Si conferma sempre più criptico e inficiato di burocratese il linguaggio delle circolari ministeriali del MIUR che utilizza tanti giri di parole nell’esplicitare concetti che potrebbero essere più chiari ai comuni mortali. Anche l’ultima circolare del MIUR del 19 aprile 2016 che detta disposizioni circa l’assegnazione del bonus per i docenti meritevoli dice tutto e nulla circa i criteri da attribuire al Comitato di Valutazione utilizzando un linguaggio dove la chiarezza, l’immediatezza del registro linguistico, la semplicità vanno a farsi benedire in virtù di un linguaggio contorto, burocratizzato e ricco di circonlocuzioni che non fanno altro che confondere le idee con il preciso obiettivo di non far capire alcunchè.

Farebbero bene i tecnici e i dirigenti del MIUR, ad andare a scuola di lingua italiana perché i dirigenti scolastici e i docenti non devono affatto scervellarsi per interpretare le norme ministeriali dando adito alle interpretazioni più disparate.
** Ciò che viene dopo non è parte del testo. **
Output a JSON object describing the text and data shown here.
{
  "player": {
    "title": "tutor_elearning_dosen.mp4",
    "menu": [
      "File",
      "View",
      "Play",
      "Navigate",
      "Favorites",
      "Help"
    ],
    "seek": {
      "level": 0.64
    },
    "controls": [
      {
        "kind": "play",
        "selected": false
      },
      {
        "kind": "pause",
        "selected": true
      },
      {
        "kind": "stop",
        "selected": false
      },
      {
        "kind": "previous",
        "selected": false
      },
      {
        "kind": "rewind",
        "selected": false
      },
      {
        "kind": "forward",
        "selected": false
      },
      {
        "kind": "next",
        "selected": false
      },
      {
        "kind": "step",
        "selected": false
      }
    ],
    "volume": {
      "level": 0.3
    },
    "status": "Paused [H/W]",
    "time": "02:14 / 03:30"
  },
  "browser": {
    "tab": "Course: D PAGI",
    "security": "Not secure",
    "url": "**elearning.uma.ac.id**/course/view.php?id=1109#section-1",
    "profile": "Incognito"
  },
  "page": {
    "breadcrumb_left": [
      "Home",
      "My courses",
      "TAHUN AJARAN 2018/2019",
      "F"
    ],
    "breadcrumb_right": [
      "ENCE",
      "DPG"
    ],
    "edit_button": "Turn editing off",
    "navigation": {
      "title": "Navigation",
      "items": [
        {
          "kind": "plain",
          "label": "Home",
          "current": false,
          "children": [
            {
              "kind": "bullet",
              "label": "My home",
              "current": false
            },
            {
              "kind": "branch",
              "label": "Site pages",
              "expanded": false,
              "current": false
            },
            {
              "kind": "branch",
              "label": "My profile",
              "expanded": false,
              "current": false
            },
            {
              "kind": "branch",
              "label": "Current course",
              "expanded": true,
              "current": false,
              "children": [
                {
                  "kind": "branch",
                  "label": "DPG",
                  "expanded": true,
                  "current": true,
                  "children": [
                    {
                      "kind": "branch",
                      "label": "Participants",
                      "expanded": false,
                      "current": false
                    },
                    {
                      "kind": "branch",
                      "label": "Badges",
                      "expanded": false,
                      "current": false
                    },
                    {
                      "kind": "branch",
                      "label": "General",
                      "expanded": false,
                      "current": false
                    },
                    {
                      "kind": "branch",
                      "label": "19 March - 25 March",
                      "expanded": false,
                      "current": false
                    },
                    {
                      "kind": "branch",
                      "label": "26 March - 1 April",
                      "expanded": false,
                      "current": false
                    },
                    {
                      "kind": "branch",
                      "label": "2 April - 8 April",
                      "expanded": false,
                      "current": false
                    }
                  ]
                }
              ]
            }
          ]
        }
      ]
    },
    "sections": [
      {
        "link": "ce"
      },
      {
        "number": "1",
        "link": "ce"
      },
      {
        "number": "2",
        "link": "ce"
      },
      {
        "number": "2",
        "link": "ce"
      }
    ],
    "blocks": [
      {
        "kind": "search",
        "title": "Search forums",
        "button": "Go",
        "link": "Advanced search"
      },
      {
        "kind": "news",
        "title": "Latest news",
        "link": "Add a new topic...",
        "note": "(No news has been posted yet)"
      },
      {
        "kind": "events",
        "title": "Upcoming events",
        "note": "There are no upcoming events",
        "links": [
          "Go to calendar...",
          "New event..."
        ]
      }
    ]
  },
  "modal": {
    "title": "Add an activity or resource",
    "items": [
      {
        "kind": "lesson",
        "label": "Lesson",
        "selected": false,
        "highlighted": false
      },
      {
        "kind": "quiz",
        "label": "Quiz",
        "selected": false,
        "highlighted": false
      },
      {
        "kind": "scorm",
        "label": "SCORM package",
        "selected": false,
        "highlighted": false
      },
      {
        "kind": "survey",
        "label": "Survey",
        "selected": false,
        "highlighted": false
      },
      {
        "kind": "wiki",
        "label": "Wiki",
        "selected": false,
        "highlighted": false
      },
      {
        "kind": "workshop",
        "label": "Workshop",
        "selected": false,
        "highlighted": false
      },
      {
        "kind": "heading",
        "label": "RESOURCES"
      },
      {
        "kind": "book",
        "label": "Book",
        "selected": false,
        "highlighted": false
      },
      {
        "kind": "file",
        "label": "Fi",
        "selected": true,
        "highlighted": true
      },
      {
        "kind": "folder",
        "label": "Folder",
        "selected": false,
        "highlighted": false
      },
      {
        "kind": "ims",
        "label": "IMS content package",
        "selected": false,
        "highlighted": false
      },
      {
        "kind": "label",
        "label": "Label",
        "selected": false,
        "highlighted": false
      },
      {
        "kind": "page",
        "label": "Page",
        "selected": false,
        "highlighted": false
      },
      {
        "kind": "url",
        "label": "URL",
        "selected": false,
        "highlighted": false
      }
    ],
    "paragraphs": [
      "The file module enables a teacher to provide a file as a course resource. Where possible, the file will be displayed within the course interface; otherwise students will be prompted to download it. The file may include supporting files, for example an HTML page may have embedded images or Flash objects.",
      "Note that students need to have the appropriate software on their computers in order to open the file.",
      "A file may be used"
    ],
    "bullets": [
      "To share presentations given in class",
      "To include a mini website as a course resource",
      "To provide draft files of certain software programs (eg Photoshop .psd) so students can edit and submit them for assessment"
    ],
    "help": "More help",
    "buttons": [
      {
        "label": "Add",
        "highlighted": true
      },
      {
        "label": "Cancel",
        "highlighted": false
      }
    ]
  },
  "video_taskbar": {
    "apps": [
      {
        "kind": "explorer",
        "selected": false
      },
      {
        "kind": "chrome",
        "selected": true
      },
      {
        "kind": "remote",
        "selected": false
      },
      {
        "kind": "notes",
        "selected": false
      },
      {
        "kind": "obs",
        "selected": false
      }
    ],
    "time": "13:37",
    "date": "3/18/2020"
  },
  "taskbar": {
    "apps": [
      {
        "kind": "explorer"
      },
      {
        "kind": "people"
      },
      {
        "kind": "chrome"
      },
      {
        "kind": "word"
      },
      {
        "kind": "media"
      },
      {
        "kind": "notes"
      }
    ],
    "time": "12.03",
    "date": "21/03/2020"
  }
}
Anche il linguista Michele Cortellazzo, autore di un pregevole dizionario etimologico della lingua italiana è intervenuto sulla questione sottolineando il linguaggio oscuro e arzigogolato del Ministero dell’Istruzione. Pertanto il MIUR quando emana circolari sia semplice e chiaro perché solo la chiarezza linguistica rende semplificato il lavoro quotidiano del personale della scuola che ogni giorno deve far fronte a mille problematiche.